Вообще, Марусе всегда хотелось, чтобы в жилище было что-то особенное, какая-то изюминка. Ей, например, вспоминалась иногда коммуналка на Васильевском, где жили знакомые родителей. На самом деле из всей квартиры она помнила только длинный коридор, какие-то закоулки и то ощущение таинственности и почти восторга, которое они вызывали. В другой коммуналке, где ей довелось однажды побывать, в комнате была небольшая низкая дверь, а за ней – лесенка, ведущая на пол этажа наверх, в персональный чердак-чуланчик. Марусе тогда ужасно хотелось, чтобы у них в квартире тоже было что-нибудь такое. Она устроила бы там библиотеку и читала целыми днями. Мальчик, с которой у нее случился мимолетный роман в студенческие годы, жил на Петроградской стороне в квартире с гостиной о пяти углах. Наверное, это привлекало ее в мальчике больше всего. Если бы у него вдобавок была спальня на антресолях, она бы, наверное, вышла за него замуж.
Уже вполне взрослой девушкой, Маруся стала предаваться мечтам о собственном домике. Иногда даже садилась рисовать план. Планы эти, как правило, страдали гигантизмом.
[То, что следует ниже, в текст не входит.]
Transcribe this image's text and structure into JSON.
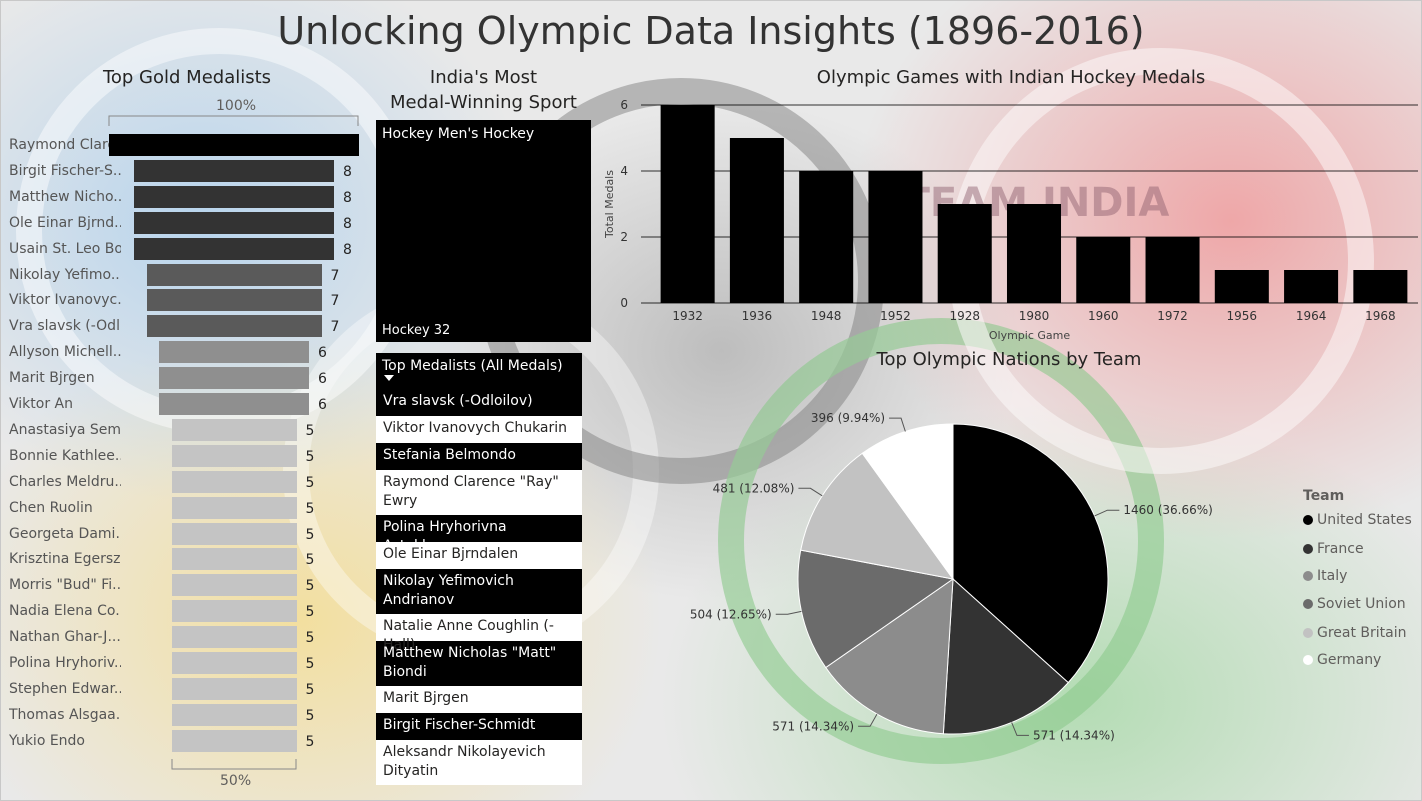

В центре располагалась большая гостиная-библиотека: двусветное помещение, потолок из темных дубовых резных панелей (она видела такой в каком-то из пригородных дворцов), деревянная лестница ведет на галерею со старинными книжными шкафами, опоясывающую комнату, а дверь оттуда, замаскированная одним из шкафов, – в спальню… Как правило, проект оставался недоделанным, поскольку Маруся была слаба в черчении и математике и у нее всегда что-то не сходилось: комнаты получались слишком большими или слишком маленькими и где-нибудь образовывался совсем уж кривой треугольный чулан с очень острыми углами. Но она знала, что в ее доме, как в доме её любимых муми-троллей, должно быть множество удивительнейших уголков и потайных комнат, лестниц, балкончиков и башен.
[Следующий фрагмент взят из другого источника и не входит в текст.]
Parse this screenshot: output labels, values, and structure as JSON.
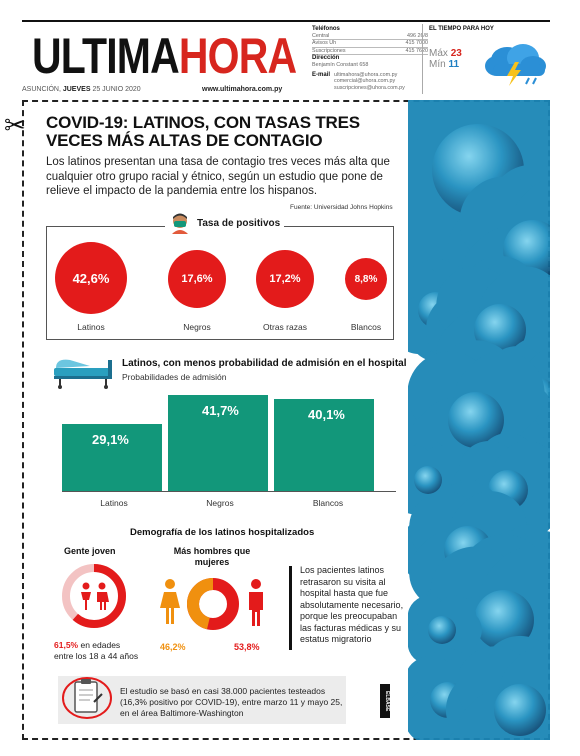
{
  "masthead": {
    "brand_a": "ULTIMA",
    "brand_b": "HORA",
    "city": "ASUNCIÓN,",
    "weekday": "JUEVES",
    "date": "25 JUNIO 2020",
    "website": "www.ultimahora.com.py"
  },
  "contacts": {
    "phones_label": "Teléfonos",
    "phones": [
      {
        "label": "Central",
        "value": "496 26/8"
      },
      {
        "label": "Avisos Uh",
        "value": "415 7000"
      },
      {
        "label": "Suscripciones",
        "value": "415 7620"
      }
    ],
    "address_label": "Dirección",
    "address": "Benjamín Constant 658",
    "email_label": "E-mail",
    "emails": [
      "ultimahora@uhora.com.py",
      "comercial@uhora.com.py",
      "suscripciones@uhora.com.py"
    ]
  },
  "weather": {
    "title": "EL TIEMPO PARA HOY",
    "max_label": "Máx",
    "max_value": "23",
    "min_label": "Mín",
    "min_value": "11",
    "icon": "storm-cloud-icon"
  },
  "article": {
    "headline": "COVID-19: LATINOS, CON TASAS TRES VECES MÁS ALTAS DE CONTAGIO",
    "lede": "Los latinos presentan una tasa de contagio tres veces más alta que cualquier otro grupo racial y étnico, según un estudio que pone de relieve el impacto de la pandemia entre los hispanos.",
    "source": "Fuente: Universidad Johns Hopkins"
  },
  "positivity": {
    "title": "Tasa de positivos",
    "items": [
      {
        "label": "Latinos",
        "value": "42,6%",
        "fraction": 0.426
      },
      {
        "label": "Negros",
        "value": "17,6%",
        "fraction": 0.176
      },
      {
        "label": "Otras razas",
        "value": "17,2%",
        "fraction": 0.172
      },
      {
        "label": "Blancos",
        "value": "8,8%",
        "fraction": 0.088
      }
    ],
    "color": "#e31b1b"
  },
  "hospital": {
    "title": "Latinos, con menos probabilidad de admisión en el hospital",
    "subtitle": "Probabilidades de admisión",
    "bars": [
      {
        "label": "Latinos",
        "value": "29,1%",
        "fraction": 0.291
      },
      {
        "label": "Negros",
        "value": "41,7%",
        "fraction": 0.417
      },
      {
        "label": "Blancos",
        "value": "40,1%",
        "fraction": 0.401
      }
    ],
    "color": "#12977a"
  },
  "demography": {
    "title": "Demografía de los latinos hospitalizados",
    "young": {
      "title": "Gente joven",
      "percent": "61,5%",
      "fraction": 0.615,
      "caption_a": "en edades",
      "caption_b": "entre los 18 a 44 años"
    },
    "gender": {
      "title": "Más hombres que mujeres",
      "women": "46,2%",
      "men": "53,8%",
      "women_fraction": 0.462,
      "men_fraction": 0.538,
      "women_color": "#f0900f",
      "men_color": "#e31b1b"
    },
    "note": "Los pacientes latinos retrasaron su visita al hospital hasta que fue absolutamente necesario, porque les preocupaban las facturas médicas y su estatus migratorio"
  },
  "footer": {
    "text": "El estudio se basó en casi 38.000 pacientes testeados (16,3% positivo por COVID-19), entre marzo 11 y mayo 25, en el área Baltimore-Washington",
    "logo_text": "ELBASE"
  }
}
Замуж Маруся выскочила рано. Ее муж, Митя, был архитектором. Вернее, в то время – студентом Академии Художеств. Она до сих пор помнит его курсовые проекты – домик лесника и въездной знак в город Выборг. Маруся пыталась принять в них посильное участие: въездной знак в Выборг она предложила выполнить в форме валуна, но Митя сказал, что это банально, пошло и слишком очевидно, и долго выдумывал что-то конструктивистское. В итоге он получил тройку, а пятерку поставили за проект, выполненный в форме валуна, о чем Митя с неподдельным возмущением рассказал едва сдержавшей ехидное хихиканье Марусе. Зато домик лесника, закрученный в плане вокруг большой печки, у Мити получился замечательно….
Через три года они развелись. Теперь Маруся иногда об этом жалела: глядишь, Митя построил бы им домик в лесу.
Вокруг воображаемого дома Маруся всегда рисовала сад, где должны были быть яблони, большие клумбы с лилиями, флоксами и пионами, розовые кусты, беседка, обсаженная душистым чубушником, и – самое главное – много сирени, чтобы весь дом в начале лета был окутан ее благоуханием.
Повзрослев, Маруся как-то подзабыла об этих своих фантазиях и стала считать себя типичной горожанкой. Особенно когда Петербург в начале двухтысячных преобразился, украсился многочисленными кафешками, магазинами с манящими витринами, клубами и барами с живой музыкой, маленькими театриками… Город привлекал её своей суетой, своим джазовым движением, импровизацией вечеров, синкопами настроений, возможностью наблюдать за толпой прохожих, сидя в одиночестве за столиком у промытого дождем окна, когда хочется плакать, или смешаться с ней, слушая уличную музыку и танцуя, когда тебя переполняет радость.
Ася, напротив, живет в спальном районе. Всю молодость она провела в центре, но когда их дом пошел на капитальный ремонт, родители решили не перебираться на неопределенное время в маневренный фонд и согласились на новое жилье на окраине.
Сначала Ася очень переживала: никак не могла привыкнуть к долгим поездкам в метро, позднему возвращению домой после театра, картонным перегородкам, по причине которых она была посвящена как в тонкости взаимоотношений соседей слева, так и в музыкальные вкусы соседа сверху, к низким потолкам нового жилища.
Она всё время вспоминала свой бывший район – проходные дворы, парадные одноклассников с отполированными сотней рук деревянными перилами лестниц и большими, иногда витражными окнами, на широких подоконниках которых они порой сидели с бутылкой портвейна; грохот старых лифтов в металлических клетках, которые в некоторых домах были вынесены наружу; скамеечки в маленьких сквериках, где соседствовали песочница, горка-слоник для малышей и будочка вентиляции бомбоубежища.